If Freud and Cinemax ever had a lovechild, it would look a lot like Profile for Murder — a movie that thinks it’s deep because someone once skimmed a Psychology 101 textbook while half-buzzed on Zima. This straight-to-video clunker drapes itself in the illusion of suspense, then strips it down to its sleaziest base layer: therapy sessions that feel more like awkward Tinder dates and murder plots that play like rejected soap opera arcs.

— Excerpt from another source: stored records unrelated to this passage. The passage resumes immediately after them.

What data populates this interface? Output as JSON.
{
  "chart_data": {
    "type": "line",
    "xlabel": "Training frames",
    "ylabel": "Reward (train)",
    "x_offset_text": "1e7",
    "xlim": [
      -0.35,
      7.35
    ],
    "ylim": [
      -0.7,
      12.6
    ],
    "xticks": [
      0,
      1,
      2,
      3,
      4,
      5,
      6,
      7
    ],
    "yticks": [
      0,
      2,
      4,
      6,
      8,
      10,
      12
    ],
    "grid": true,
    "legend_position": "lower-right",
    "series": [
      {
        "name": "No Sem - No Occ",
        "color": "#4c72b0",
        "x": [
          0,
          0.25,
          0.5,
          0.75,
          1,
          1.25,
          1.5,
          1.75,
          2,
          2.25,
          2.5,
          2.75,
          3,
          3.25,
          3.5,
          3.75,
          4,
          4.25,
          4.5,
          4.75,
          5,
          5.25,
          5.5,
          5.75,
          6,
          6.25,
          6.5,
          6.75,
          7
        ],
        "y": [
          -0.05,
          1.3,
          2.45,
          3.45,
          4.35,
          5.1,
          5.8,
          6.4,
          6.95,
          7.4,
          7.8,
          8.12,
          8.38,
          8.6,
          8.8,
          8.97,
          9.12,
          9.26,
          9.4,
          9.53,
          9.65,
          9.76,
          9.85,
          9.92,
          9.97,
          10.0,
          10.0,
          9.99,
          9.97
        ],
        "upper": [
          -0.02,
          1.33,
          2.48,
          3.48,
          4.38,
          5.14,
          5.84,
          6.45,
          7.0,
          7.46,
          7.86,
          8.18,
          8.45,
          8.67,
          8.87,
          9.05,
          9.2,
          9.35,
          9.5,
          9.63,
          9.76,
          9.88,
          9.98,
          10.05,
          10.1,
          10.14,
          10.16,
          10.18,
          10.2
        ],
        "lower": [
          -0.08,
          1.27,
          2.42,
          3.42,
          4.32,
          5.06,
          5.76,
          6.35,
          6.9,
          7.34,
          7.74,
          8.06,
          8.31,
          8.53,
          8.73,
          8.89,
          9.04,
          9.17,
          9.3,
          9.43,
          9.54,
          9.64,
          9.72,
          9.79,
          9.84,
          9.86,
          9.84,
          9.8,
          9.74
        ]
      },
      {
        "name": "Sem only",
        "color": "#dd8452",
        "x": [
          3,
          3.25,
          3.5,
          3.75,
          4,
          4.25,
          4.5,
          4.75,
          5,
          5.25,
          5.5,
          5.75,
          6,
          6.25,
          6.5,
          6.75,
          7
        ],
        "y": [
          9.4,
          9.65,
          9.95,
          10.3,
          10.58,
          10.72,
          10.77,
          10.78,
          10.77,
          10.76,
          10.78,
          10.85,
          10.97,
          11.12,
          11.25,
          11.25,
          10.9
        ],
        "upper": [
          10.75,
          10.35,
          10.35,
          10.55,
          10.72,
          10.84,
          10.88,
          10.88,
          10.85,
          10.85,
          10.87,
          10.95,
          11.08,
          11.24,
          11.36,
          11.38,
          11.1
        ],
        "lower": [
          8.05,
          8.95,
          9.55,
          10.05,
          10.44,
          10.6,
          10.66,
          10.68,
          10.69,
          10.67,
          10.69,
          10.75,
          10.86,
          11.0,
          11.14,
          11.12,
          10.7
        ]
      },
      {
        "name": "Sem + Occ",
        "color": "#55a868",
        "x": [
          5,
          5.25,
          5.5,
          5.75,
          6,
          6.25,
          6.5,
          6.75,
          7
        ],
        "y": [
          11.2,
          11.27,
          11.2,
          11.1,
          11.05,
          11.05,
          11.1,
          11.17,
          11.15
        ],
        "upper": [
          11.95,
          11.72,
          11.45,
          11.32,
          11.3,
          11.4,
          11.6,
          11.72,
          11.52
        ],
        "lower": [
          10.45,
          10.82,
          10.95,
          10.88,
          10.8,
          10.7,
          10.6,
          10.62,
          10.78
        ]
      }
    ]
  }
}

Joan Severance, still rocking that lethal combo of ice queen glamor and “I can’t believe my agent talked me into this,” plays Dr. Jane Halifax—sorry, no, that would be too prestigious—she plays a police psychiatrist named Dr. Nora Hart. The name says “romance novel,” the profession says “exposition machine,” and the wardrobe says “1996’s idea of a professional woman involves tight skirts and slow-motion hallway walks.”
Dr. Nora is tasked with evaluating a murder suspect, played by Lance Henriksen, who spends the film with a face like he’s smelling a fart no one else can smell. He’s either guilty of murder or just incredibly irritated that this is where his career has landed post-Aliens. His character’s name doesn’t matter because once the shirt starts unbuttoning and the saxophone music kicks in, everyone’s names dissolve into a fog of softcore foreplay and legal malpractice.
Let’s talk about the “psychology” in this psychological thriller. It’s about as grounded as a fever dream after eating a gas station burrito. Dr. Nora starts having sexual fantasies about her patient. Which… look, we’ve all had bad days at work, but fantasizing about banging your murder suspect? That’s not just unethical—it’s the kind of thing that gets you a Lifetime ban and your own Dateline episode.
The erotic tension is less “steamy” and more “sweaty and confused.” Every time Nora bites her lip or Henriksen growls through another monologue, it’s like the movie’s trying to seduce you and apologize at the same time. It’s the cinematic equivalent of a stranger whispering in your ear on the subway — unsettling, misjudged, and absolutely not sexy.
The supporting cast wanders in and out like they’re all waiting for a different movie to start. There’s a Jason Nash in here somewhere, looking like he just wandered off the set of a daytime procedural and got tricked into doing late-night cable. He delivers lines like he’s reading off cue cards and hoping his check clears.
The dialogue sounds like it was written by someone who thinks “erotic” means whispering aggressively about danger. You get clunkers like:
“Maybe I want to get caught… maybe that’s the whole point.”
Yeah? Maybe I want my time back, and maybe that’s the point.
The direction by David Winning is barely serviceable—lots of foggy lighting, low-angle hallway shots, and musical stings that try to convince you something important just happened, even if it was just someone looking out a window for too long. The pacing is glacial, which might work if you’re into glacial erotic thrillers, but most of us just end up watching the clock.
And speaking of thrills—there aren’t any. The “mystery” has all the suspense of a gas station scratcher. You know who the killer is about twenty minutes in, and the only surprise is how long it takes for anyone on screen to figure it out. By the time the third fake-out happens, you’re not leaning in — you’re slouched out, wondering how far Joan Severance’s career had to fall before this script didn’t end up in her fireplace.
Final Verdict:
Profile for Murder is a poor man’s Basic Instinct without the instincts, the brains, or the budget. It’s the kind of movie you find on at 1:30 a.m. sandwiched between infomercials and reruns of Silk Stalkings. Joan Severance tries her best to elevate this trash, and bless her leather-trimmed heart, she almost makes it watchable. But you can only carry a dead script so far before it starts to stink.
1 out of 5 stars.
That one star is for Joan’s cheekbones and her ability to make even psychiatric malpractice look vaguely classy. The rest is a cautionary tale: if your shrink starts eyeing you like a snack, get a new shrink — and definitely don’t let them pick the movie.